High inflation, geopolitics, the Russian-Ukraine war and a looming recession sent equity market indices tumbling into a bear market territory during the first six months of 2022, prompting investors to seek safe havens and find tactical investment opportunities to take advantage of current market conditions.
“With the possibility of the US entering a recession caused by aggressive monetary tightening and a stagflationary environment (the combination of high-interest rates coupled with low economic growth is known as stagflation), investors concerned about the potential impact on their portfolios could consider tactical investments in sectors that could protect during such periods. Although recessions are generally negative for equities, high-interest environments do benefit certain sectors such as industrial commodities, gold and real estate.”
Alternatively, investors with a longer-term strategy could use such an environment to acquire shares in quality companies trading at significant discounts with the potential to recover strongly once economic growth returns says Roelof Feenstra, portfolio manager at Independent Securities.
The macro-economic environment backdrop remains in the balance and provides safe havens in real estate, gold, commodities and value shares in certain growth sectors
“We believe that the spike in inflation in the US has already happened and although inflation could remain relatively high over the short- to medium term, there are signs that the rate of change is moderating,” says Feenstra.
While it looks possible that the US may enter a recession during the second half of this year, he stresses that, as with all things in global markets, it is challenging to predict these events with any certainty. What is clear is that the US will experience a reduction in economic growth caused by the aggressive monetary tightening of the US Federal Reserve (Fed). It also seems at this stage that the Fed is desperately trying to catch up with inflation, risk overshooting with their response, and risk increasing rates too aggressively which could push the US economy into a recession.
So, what does this mean for investment portfolios?
Global inflation has been spurred by the extreme stimulus measures implemented by governments and central banks during the Covid pandemic. The resultant surge in demand was met by supply-side constraints as lockdowns severely disrupted global supply chains. Adding to inflationary pressures is Russia’s invasion of Ukraine and the subsequent sanctions imposed on Russia have led to an acute global shortage in the supply of key commodities. As a result, global oil, gas and metal prices have increased significantly. Ukraine is also one of the major producers of wheat and suppliers of fertilizer to the world, and the subsequent loss of this supply of these key commodities has also contributed to the current high levels of inflation, resulting in a significant supply-demand mismatch for commodities in the market.
“During stagflation, investors can expect certain sectors such as industrial commodities, gold and real estate to offer some level of protection,” says Feenstra.

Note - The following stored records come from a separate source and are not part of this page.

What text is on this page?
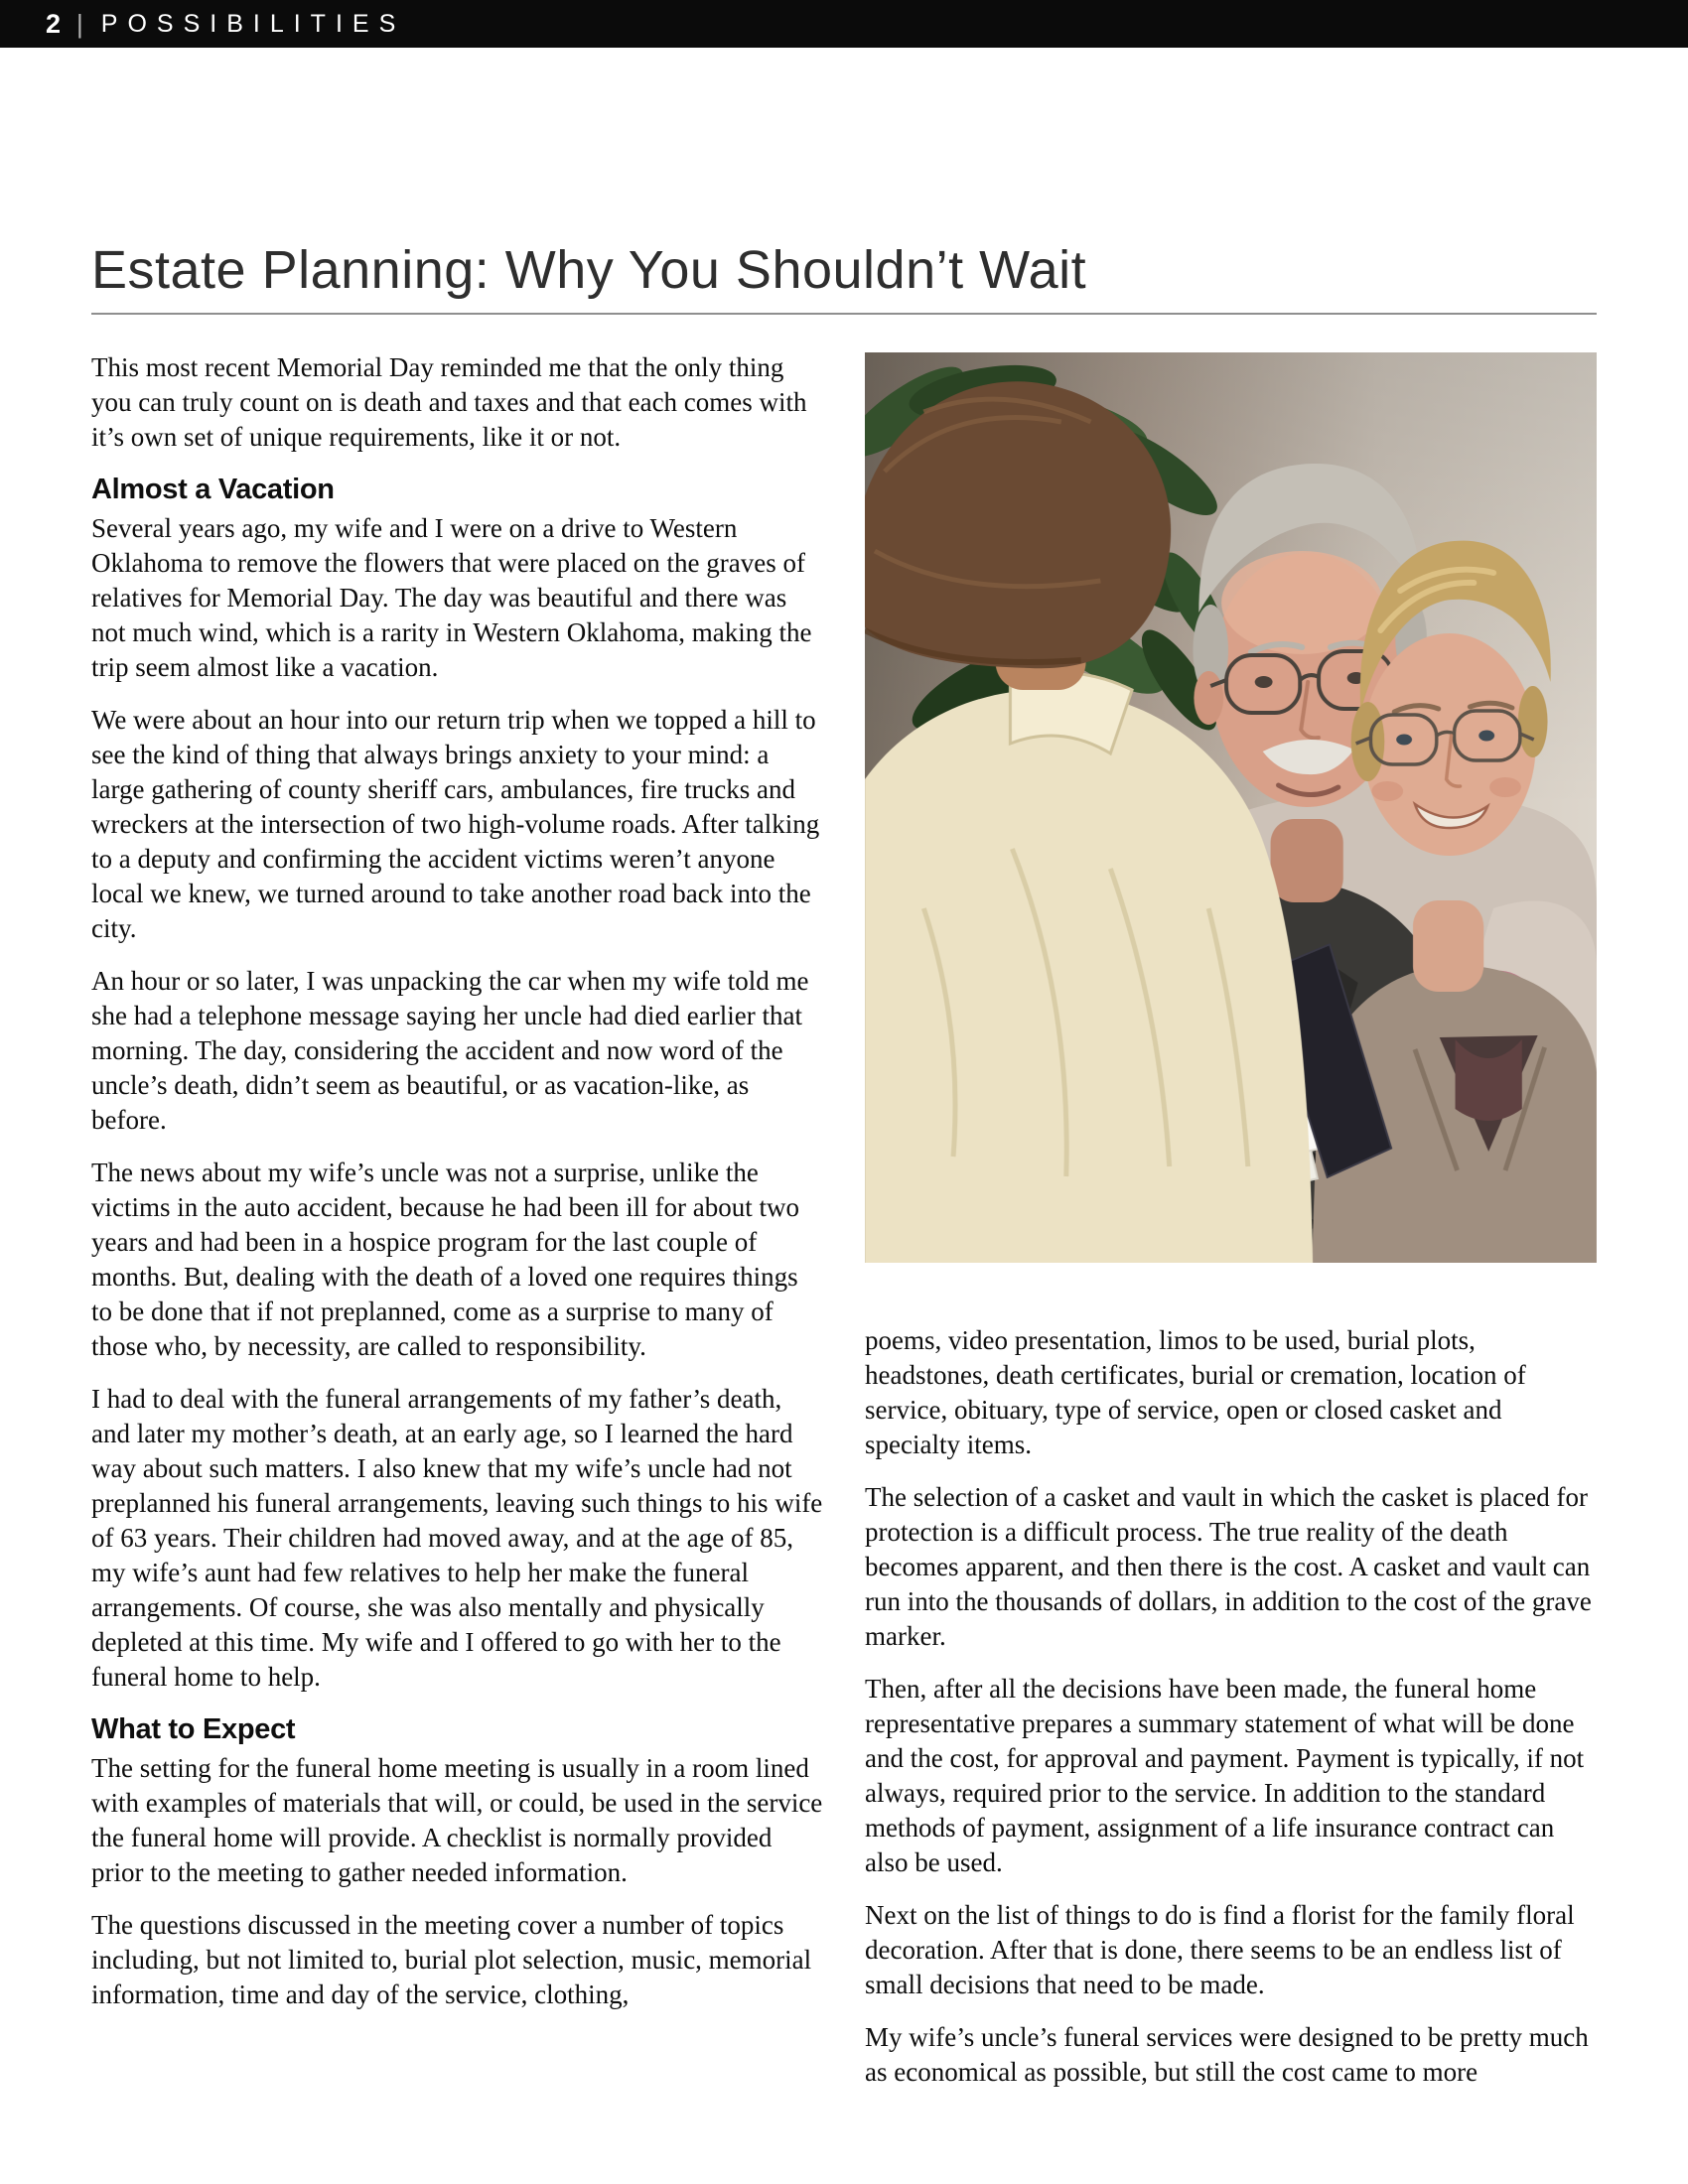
2 | POSSIBILITIES
Estate Planning: Why You Shouldn’t Wait

This most recent Memorial Day reminded me that the only thing you can truly count on is death and taxes and that each comes with it’s own set of unique requirements, like it or not.

Almost a Vacation

Several years ago, my wife and I were on a drive to Western Oklahoma to remove the flowers that were placed on the graves of relatives for Memorial Day. The day was beautiful and there was not much wind, which is a rarity in Western Oklahoma, making the trip seem almost like a vacation.

We were about an hour into our return trip when we topped a hill to see the kind of thing that always brings anxiety to your mind: a large gathering of county sheriff cars, ambulances, fire trucks and wreckers at the intersection of two high-volume roads. After talking to a deputy and confirming the accident victims weren’t anyone local we knew, we turned around to take another road back into the city.

An hour or so later, I was unpacking the car when my wife told me she had a telephone message saying her uncle had died earlier that morning. The day, considering the accident and now word of the uncle’s death, didn’t seem as beautiful, or as vacation-like, as before.

The news about my wife’s uncle was not a surprise, unlike the victims in the auto accident, because he had been ill for about two years and had been in a hospice program for the last couple of months. But, dealing with the death of a loved one requires things to be done that if not preplanned, come as a surprise to many of those who, by necessity, are called to responsibility.

I had to deal with the funeral arrangements of my father’s death, and later my mother’s death, at an early age, so I learned the hard way about such matters. I also knew that my wife’s uncle had not preplanned his funeral arrangements, leaving such things to his wife of 63 years. Their children had moved away, and at the age of 85, my wife’s aunt had few relatives to help her make the funeral arrangements. Of course, she was also mentally and physically depleted at this time. My wife and I offered to go with her to the funeral home to help.

What to Expect

The setting for the funeral home meeting is usually in a room lined with examples of materials that will, or could, be used in the service the funeral home will provide. A checklist is normally provided prior to the meeting to gather needed information.

The questions discussed in the meeting cover a number of topics including, but not limited to, burial plot selection, music, memorial information, time and day of the service, clothing,

poems, video presentation, limos to be used, burial plots, headstones, death certificates, burial or cremation, location of service, obituary, type of service, open or closed casket and specialty items.

The selection of a casket and vault in which the casket is placed for protection is a difficult process. The true reality of the death becomes apparent, and then there is the cost. A casket and vault can run into the thousands of dollars, in addition to the cost of the grave marker.

Then, after all the decisions have been made, the funeral home representative prepares a summary statement of what will be done and the cost, for approval and payment. Payment is typically, if not always, required prior to the service. In addition to the standard methods of payment, assignment of a life insurance contract can also be used.

Next on the list of things to do is find a florist for the family floral decoration. After that is done, there seems to be an endless list of small decisions that need to be made.

My wife’s uncle’s funeral services were designed to be pretty much as economical as possible, but still the cost came to more
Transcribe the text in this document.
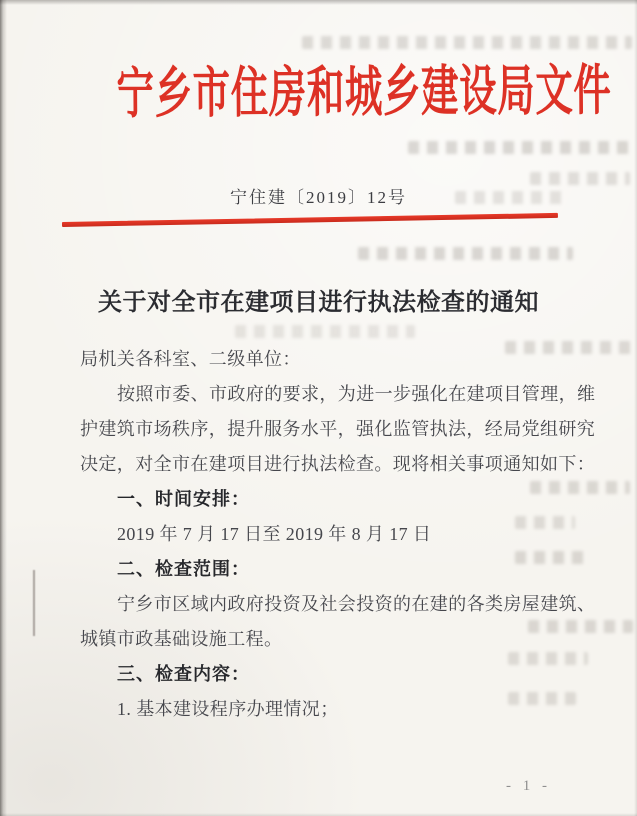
宁乡市住房和城乡建设局文件
宁住建〔2019〕12号
关于对全市在建项目进行执法检查的通知
局机关各科室、二级单位：
按照市委、市政府的要求，为进一步强化在建项目管理，维
护建筑市场秩序，提升服务水平，强化监管执法，经局党组研究
决定，对全市在建项目进行执法检查。现将相关事项通知如下：
一、时间安排：
2019 年 7 月 17 日至 2019 年 8 月 17 日
二、检查范围：
宁乡市区域内政府投资及社会投资的在建的各类房屋建筑、
城镇市政基础设施工程。
三、检查内容：
1. 基本建设程序办理情况；
- 1 -
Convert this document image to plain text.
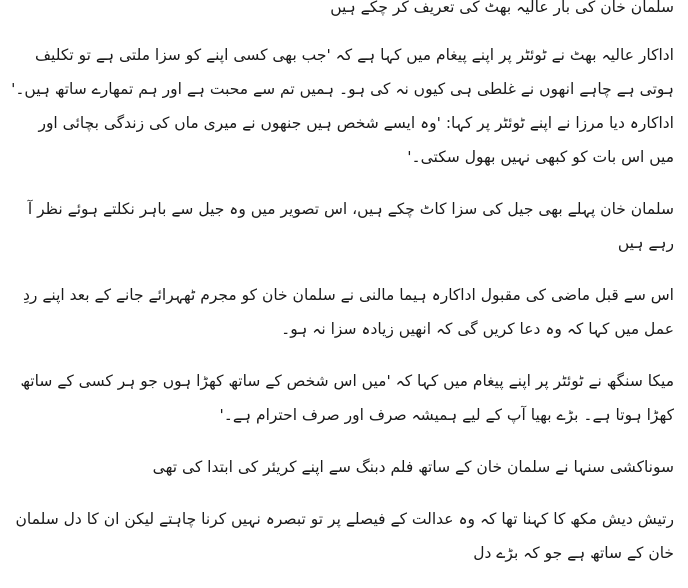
سلمان خان کی بار عالیہ بھٹ کی تعریف کر چکے ہیں

اداکار عالیہ بھٹ نے ٹوئٹر پر اپنے پیغام میں کہا ہے کہ 'جب بھی کسی اپنے کو سزا ملتی ہے تو تکلیف ہوتی ہے چاہے انھوں نے غلطی ہی کیوں نہ کی ہو۔ ہمیں تم سے محبت ہے اور ہم تمھارے ساتھ ہیں۔' اداکارہ دیا مرزا نے اپنے ٹوئٹر پر کہا: 'وہ ایسے شخص ہیں جنھوں نے میری ماں کی زندگی بچائی اور میں اس بات کو کبھی نہیں بھول سکتی۔'

سلمان خان پہلے بھی جیل کی سزا کاٹ چکے ہیں، اس تصویر میں وہ جیل سے باہر نکلتے ہوئے نظر آ رہے ہیں

اس سے قبل ماضی کی مقبول اداکارہ ہیما مالنی نے سلمان خان کو مجرم ٹھہرائے جانے کے بعد اپنے ردِ عمل میں کہا کہ وہ دعا کریں گی کہ انھیں زیادہ سزا نہ ہو۔

میکا سنگھ نے ٹوئٹر پر اپنے پیغام میں کہا کہ 'میں اس شخص کے ساتھ کھڑا ہوں جو ہر کسی کے ساتھ کھڑا ہوتا ہے۔ بڑے بھیا آپ کے لیے ہمیشہ صرف اور صرف احترام ہے۔'

سوناکشی سنہا نے سلمان خان کے ساتھ فلم دبنگ سے اپنے کریئر کی ابتدا کی تھی

رتیش دیش مکھ کا کہنا تھا کہ وہ عدالت کے فیصلے پر تو تبصرہ نہیں کرنا چاہتے لیکن ان کا دل سلمان خان کے ساتھ ہے جو کہ بڑے دل
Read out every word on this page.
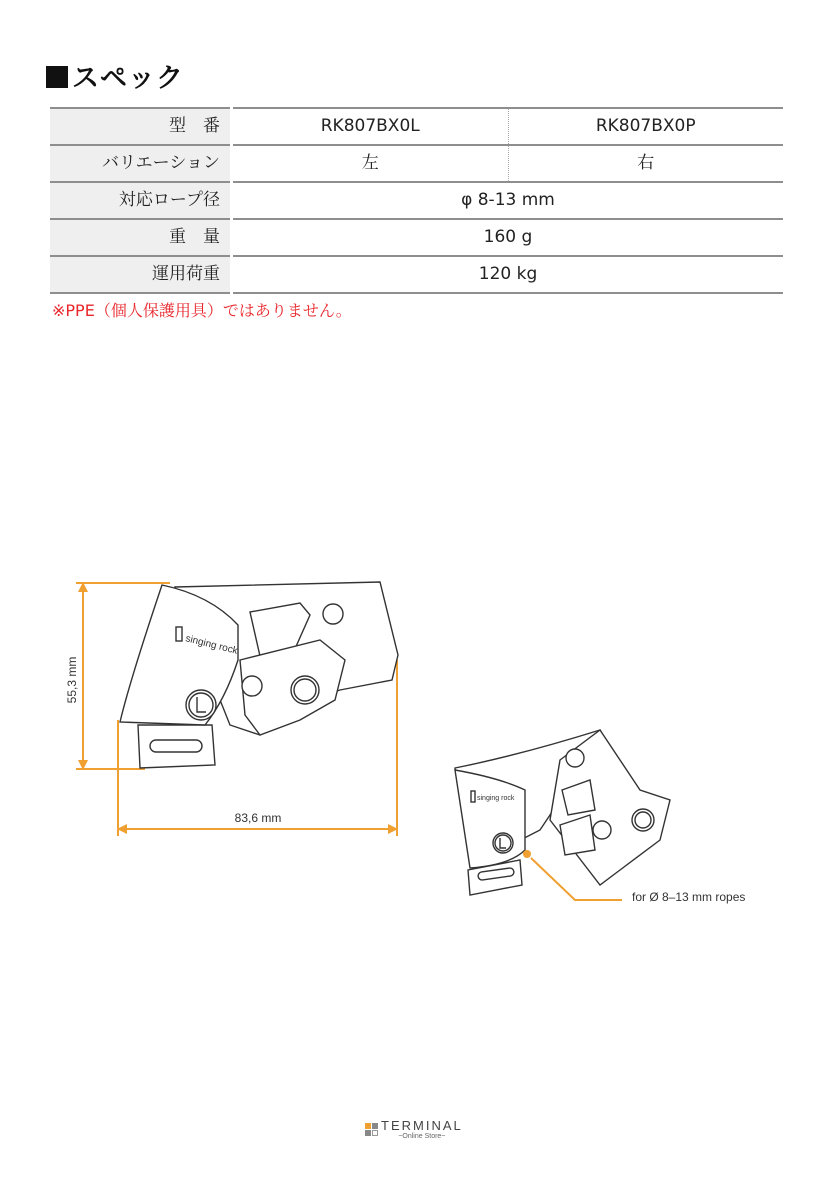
スペック
型　番	RK807BX0L	RK807BX0P
バリエーション	左	右
対応ロープ径	φ 8-13 mm
重　量	160 g
運用荷重	120 kg
※PPE（個人保護用具）ではありません。
55,3 mm
83,6 mm
singing rock
singing rock
for Ø 8–13 mm ropes
TERMINAL
~Online Store~
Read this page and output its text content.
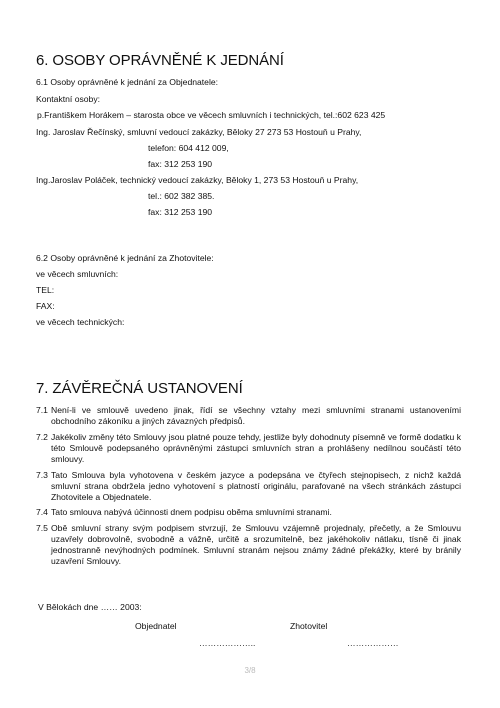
6. OSOBY OPRÁVNĚNÉ K JEDNÁNÍ

6.1 Osoby oprávněné k jednání za Objednatele:

Kontaktní osoby:

p.Františkem Horákem – starosta obce ve věcech smluvních i technických, tel.:602 623 425

Ing. Jaroslav Řečínský, smluvní vedoucí zakázky, Běloky 27 273 53 Hostouň u Prahy,

telefon: 604 412 009,

fax: 312 253 190

Ing.Jaroslav Poláček, technický vedoucí zakázky, Běloky 1, 273 53 Hostouň u Prahy,

tel.: 602 382 385.

fax: 312 253 190

6.2 Osoby oprávněné k jednání za Zhotovitele:

ve věcech smluvních:

TEL:

FAX:

ve věcech technických:

7. ZÁVĚREČNÁ USTANOVENÍ
7.1 Není-li ve smlouvě uvedeno jinak, řídí se všechny vztahy mezi smluvními stranami ustanoveními obchodního zákoníku a jiných závazných předpisů.

7.2 Jakékoliv změny této Smlouvy jsou platné pouze tehdy, jestliže byly dohodnuty písemně ve formě dodatku k této Smlouvě podepsaného oprávněnými zástupci smluvních stran a prohlášeny nedílnou součástí této smlouvy.

7.3 Tato Smlouva byla vyhotovena v českém jazyce a podepsána ve čtyřech stejnopisech, z nichž každá smluvní strana obdržela jedno vyhotovení s platností originálu, parafované na všech stránkách zástupci Zhotovitele a Objednatele.

7.4 Tato smlouva nabývá účinnosti dnem podpisu oběma smluvními stranami.

7.5 Obě smluvní strany svým podpisem stvrzují, že Smlouvu vzájemně projednaly, přečetly, a že Smlouvu uzavřely dobrovolně, svobodně a vážně, určitě a srozumitelně, bez jakéhokoliv nátlaku, tísně či jinak jednostranně nevýhodných podmínek. Smluvní stranám nejsou známy žádné překážky, které by bránily uzavření Smlouvy.

V Bělokách dne …… 2003:

Objednatel	Zhotovitel

………………..	………………
3/8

Gold is generally seen as a safe haven for investors during turbulent times and tends to perform well during stagflationary periods, according to Feenstra. He notes that real estate has also historically done well during such periods as the effects of inflation get passed through to rental escalations and mortgage rates are typically fixed while the replacement value of assets also rises. Industrial commodities are materials used to produce goods and is also a key component of inflation baskets. During periods of high inflation such inputs costs are rising and investors exposed to companies producing such commodities can expect good returns.
Feenstra stresses that these tactics should be viewed as temporary and portfolios should be readjusted once inflation and economic growth normalise.
How to invest in tactical asset classes during periods of stagflation:
Given that energy and food prices are currently the biggest drivers of the high levels of inflation globally, it makes sense to strategically invest directly into these assets. You can do so by, for instance, investing in the iShares MSCI Global Agriculture Producers ETF, which has generated a return of 21% over one year, and in the iShares MSCI Global Energy Producers ETF, which has returned a substantial 49% over a year.
Other options that have historically provided protection during stagflation include inflation-linked government bonds and gold. The iShares TIPS Bond ETF (up 4% over a year) and iShares Gold Trust ETF (up 14.5% over a year) can be expected to perform better than other asset classes.
“Rather view these historically elevated levels of inflation as an opportunity to pick up assets trading at depressed levels and likely to recover strongly once inflation and economic growth return to normal levels,” notes Feenstra.
“Periods such as these in the financial markets are great for active managers as there are pockets of value emerging that offer attractive opportunities. A mild recession is already priced in, and the risk-reward setup is sufficiently favourable to start adding quality stocks to portfolios. As always, however, it is important to speak to your financial adviser before enacting any major changes in portfolios,” concludes Feenstra.